19 En Jezus zeide tot hen: Kunnen ook de bruiloftskinderen vasten, terwijl de Bruidegom bij hen is? Zo langen tijd zij den Bruidegom bij zich hebben, kunnen zij niet vasten.
Jesu wakati kulimbabo, “Nkujana basikutambwa kubwinga balyiimya na sibwiinga nkalabo?” Nkachilabo sibwiinga, tabalyimyi.
20 Maar de dagen zullen komen, wanneer de Bruidegom van hen zal weggenomen zijn, en alsdan zullen zij vasten in dezelven dagen.
Ayosika mazuba sibwiinga akubwezegwa kuzwa kulimbabo, ayo mazuba bayolyiimya.

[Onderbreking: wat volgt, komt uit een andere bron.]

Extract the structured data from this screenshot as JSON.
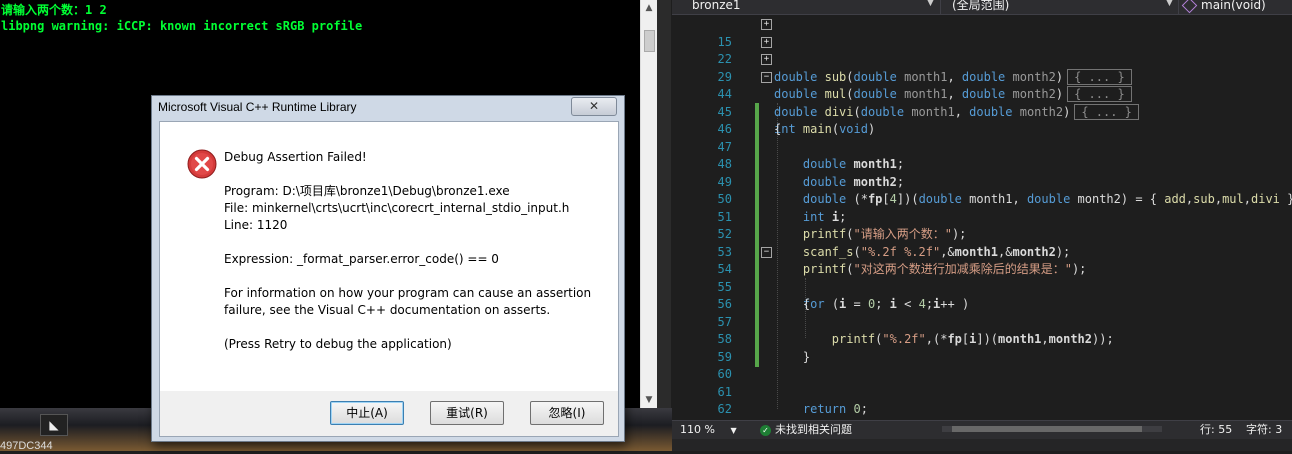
{
  "console": {
    "lines": [
      "请输入两个数：1 2",
      "libpng warning: iCCP: known incorrect sRGB profile"
    ]
  },
  "taskbar": {
    "text": "497DC344"
  },
  "dialog": {
    "title": "Microsoft Visual C++ Runtime Library",
    "close_label": "✕",
    "heading": "Debug Assertion Failed!",
    "program": "Program: D:\\项目库\\bronze1\\Debug\\bronze1.exe",
    "file": "File: minkernel\\crts\\ucrt\\inc\\corecrt_internal_stdio_input.h",
    "line": "Line: 1120",
    "expression": "Expression: _format_parser.error_code() == 0",
    "info1": "For information on how your program can cause an assertion",
    "info2": "failure, see the Visual C++ documentation on asserts.",
    "retry_hint": "(Press Retry to debug the application)",
    "buttons": {
      "abort": "中止(A)",
      "retry": "重试(R)",
      "ignore": "忽略(I)"
    }
  },
  "editor": {
    "nav": {
      "project": "bronze1",
      "scope": "(全局范围)",
      "member": "main(void)"
    },
    "line_numbers": [
      "15",
      "22",
      "29",
      "44",
      "45",
      "46",
      "47",
      "48",
      "49",
      "50",
      "51",
      "52",
      "53",
      "54",
      "55",
      "56",
      "57",
      "58",
      "59",
      "60",
      "61",
      "62"
    ],
    "collapsed_marker": "{ ... }",
    "status": {
      "zoom": "110 %",
      "issues": "未找到相关问题",
      "row": "行: 55",
      "col": "字符: 3"
    }
  },
  "colors": {
    "keyword": "#569cd6",
    "function": "#dcdcaa",
    "string": "#d69d85",
    "line_number": "#2b91af",
    "console_text": "#00ff33",
    "change_bar": "#57a64a"
  }
}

21 En niemand naait een lap ongevold laken op een oud kleed; anders scheurt deszelfs nieuwe aangenaaide lap iets af van het oude kleed, en er wordt een ergere scheur.
Takwe usuma chigamba chamulembo mupya achizwato chikulukulu, chigamba chilakonzya kudeluka, chipya kuzwa kuli chachiindi, chiyodelukisya.
22 En niemand doet nieuwen wijn in oude lederzakken; anders doet de nieuwe wijn de leder zakken bersten en de wijn wordt uitgestort, en de leder zakken verderven; maar nieuwen wijn moet men in nieuwe leder zakken doen.
Takwe ubikka wayini mupya munkomo yachiindi wabona wayini ulabbalula inkomo mpawo zyoonse wayini a ziyonyonyoka. Wayini mupya ubikwa munkomo mpya.
23 En het geschiedde, dat Hij op een sabbatdag door het gezaaide ging, en Zijn discipelen begonnen, al gaande, aren te plukken.
Musabata Jesu wakayinda mumunda wamayila, basikwiiya bakabweza mayila.
24 En de Farizeen zeiden tot Hem: Zie, waarom doen zij op den sabbatdag, wat niet geoorloofd is?
Mpawo baFalisi bakati kulinguwe, “Langa nkambonzi basikwiiya nibalikuchita zintu zityola mulawo abuzuba bwaSabata?”
25 En Hij zeide tot hen: Hebt gij nooit gelezen, wat David gedaan heeft, als hij nood had, en hem hongerde, en dengenen, die met hem waren?
Wakati kulimbabo, “Temwakabala na kuti Davida nakabula akuba anzala - we abalumi mbakalabo -
26 Hoe hij ingegaan is in het huis Gods, ten tijde van Abjathar, den hogepriester, en de toonbroden gegeten heeft, die niemand zijn geoorloofd te eten, dan den priesteren, en ook gegeven heeft dengenen, die met hem waren?
mbakanjila munganda yaJehova Abbiyata nkali mupatiyizi mupati, akulya chinkwa chabukamu, chitazumizigwi kuligwa amuntu kupela kunze kwabapayizi, wakapa abalabo mbakalabo?”
27 En Hij zeide tot hen: De sabbat is gemaakt om den mens, niet de mens om den sabbat.
Jesu wakati, “Sabata lyakalengelwa bantu, pepe bantu kulengelwa Sabata.
28 Zo is dan de Zoon des mensen een Heere ook van den sabbat.
Aboobo, Mwana aMuntu Mwami, ku Sabata”.